Chapter 3 deals with Omega-branching programs, Omega \subset B_2, and their computational power. After classifying in Section 3.1 Omega-branching programs into the five types of ordinary, disjunctive {or}-branching programs, conjunctive {and}-branching programs, parity {parity}-branching programs and alternating {or,and}-branching programs under different resource constraints. At first, in Section 3.2, we let the size of such Omega-branching programs be polynomial bounded. In Section 3.3 we study polynomial size Omega-branching programs of bounded width. Section 3.4 examines quasipolynomial size Omega-branching programs, Omega \subset B_2. In order to separate larger complexity classes we investigate in the final Section 3.5 read-once-only Omega-branching programs, Omega \subset B_2. Indeed this approach proved to be quite successful since it is possible to separate the complexity classes which are related to polynomial size read-once-only Omega-branching programs, Omega \in {\emptyset, {or}, {and}, {or,and}}.

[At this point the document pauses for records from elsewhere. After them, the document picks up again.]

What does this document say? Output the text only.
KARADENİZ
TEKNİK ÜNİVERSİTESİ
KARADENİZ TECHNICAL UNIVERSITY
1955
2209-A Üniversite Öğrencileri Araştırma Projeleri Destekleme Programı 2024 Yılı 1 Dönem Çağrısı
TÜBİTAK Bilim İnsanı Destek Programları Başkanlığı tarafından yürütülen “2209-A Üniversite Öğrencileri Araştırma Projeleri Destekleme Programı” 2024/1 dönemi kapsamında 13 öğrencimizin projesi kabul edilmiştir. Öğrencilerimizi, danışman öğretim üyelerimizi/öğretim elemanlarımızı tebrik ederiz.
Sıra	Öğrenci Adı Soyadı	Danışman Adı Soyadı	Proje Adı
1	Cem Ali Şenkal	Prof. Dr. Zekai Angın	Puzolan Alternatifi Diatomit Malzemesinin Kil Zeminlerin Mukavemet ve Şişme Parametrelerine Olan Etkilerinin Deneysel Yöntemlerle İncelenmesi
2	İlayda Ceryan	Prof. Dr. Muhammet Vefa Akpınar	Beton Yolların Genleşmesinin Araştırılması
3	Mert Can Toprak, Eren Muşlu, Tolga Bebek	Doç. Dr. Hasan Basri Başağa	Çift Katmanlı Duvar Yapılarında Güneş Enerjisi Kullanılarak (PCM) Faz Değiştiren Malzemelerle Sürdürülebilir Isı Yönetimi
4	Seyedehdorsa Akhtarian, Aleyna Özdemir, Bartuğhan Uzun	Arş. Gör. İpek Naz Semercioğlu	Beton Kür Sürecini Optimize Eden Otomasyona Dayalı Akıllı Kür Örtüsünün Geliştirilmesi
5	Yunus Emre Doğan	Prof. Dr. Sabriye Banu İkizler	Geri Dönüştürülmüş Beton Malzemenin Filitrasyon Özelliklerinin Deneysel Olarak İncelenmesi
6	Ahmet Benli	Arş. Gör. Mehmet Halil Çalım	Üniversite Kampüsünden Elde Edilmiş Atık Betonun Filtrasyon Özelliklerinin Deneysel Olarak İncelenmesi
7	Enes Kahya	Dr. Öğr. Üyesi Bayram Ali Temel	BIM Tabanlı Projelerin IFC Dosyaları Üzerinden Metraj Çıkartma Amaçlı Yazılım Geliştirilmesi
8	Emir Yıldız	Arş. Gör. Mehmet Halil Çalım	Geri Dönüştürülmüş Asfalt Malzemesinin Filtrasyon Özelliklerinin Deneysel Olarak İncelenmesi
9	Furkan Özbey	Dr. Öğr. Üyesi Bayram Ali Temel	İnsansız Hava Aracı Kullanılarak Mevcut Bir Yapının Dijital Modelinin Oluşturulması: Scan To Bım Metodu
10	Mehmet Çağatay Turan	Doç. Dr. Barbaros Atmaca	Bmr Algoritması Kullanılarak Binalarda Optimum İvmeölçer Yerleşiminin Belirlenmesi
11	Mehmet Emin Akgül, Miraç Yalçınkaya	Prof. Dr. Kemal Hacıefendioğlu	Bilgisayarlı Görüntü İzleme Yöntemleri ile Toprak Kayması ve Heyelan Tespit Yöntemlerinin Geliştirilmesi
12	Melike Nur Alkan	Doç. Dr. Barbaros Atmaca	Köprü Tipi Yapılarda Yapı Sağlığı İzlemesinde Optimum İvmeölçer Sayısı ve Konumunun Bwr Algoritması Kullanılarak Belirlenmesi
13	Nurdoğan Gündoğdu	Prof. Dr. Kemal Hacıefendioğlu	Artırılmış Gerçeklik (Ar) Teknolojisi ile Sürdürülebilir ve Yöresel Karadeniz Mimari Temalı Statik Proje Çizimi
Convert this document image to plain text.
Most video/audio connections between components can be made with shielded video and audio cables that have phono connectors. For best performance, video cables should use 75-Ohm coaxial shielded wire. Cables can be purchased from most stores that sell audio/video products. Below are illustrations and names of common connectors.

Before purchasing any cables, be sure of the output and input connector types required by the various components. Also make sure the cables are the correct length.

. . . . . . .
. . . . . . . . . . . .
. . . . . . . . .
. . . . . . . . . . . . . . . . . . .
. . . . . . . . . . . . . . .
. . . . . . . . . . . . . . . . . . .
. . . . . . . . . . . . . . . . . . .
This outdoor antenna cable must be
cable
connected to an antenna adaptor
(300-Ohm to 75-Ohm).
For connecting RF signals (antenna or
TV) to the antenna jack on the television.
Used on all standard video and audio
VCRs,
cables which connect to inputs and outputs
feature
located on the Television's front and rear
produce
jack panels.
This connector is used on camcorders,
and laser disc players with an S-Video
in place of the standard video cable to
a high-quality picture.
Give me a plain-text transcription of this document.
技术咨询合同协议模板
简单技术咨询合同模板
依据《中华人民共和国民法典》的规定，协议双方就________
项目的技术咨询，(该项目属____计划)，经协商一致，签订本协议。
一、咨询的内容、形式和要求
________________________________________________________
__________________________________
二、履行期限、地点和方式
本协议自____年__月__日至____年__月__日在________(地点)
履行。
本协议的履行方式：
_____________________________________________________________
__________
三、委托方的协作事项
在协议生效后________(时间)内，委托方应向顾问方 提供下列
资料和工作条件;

In the appendix we consider some very restricted GRAPH-ACCESSIBILITY-PROBLEMS and prove their p-projection completeness in the complexity classes described in Chapters 1 to 3 by means of certain Omega-branching programs. For that purpose we give a number of Omega-branching programs which solve these GRAPH-ACCESSIBILITY-PROBLEMS.

At last technical remark should be made. Within each chapter all propositions, lemmas and corollaries are numbered continuously. In order to keep references within the text as short as possible the number of theorems is the same as that of the paragraph where the proof is given.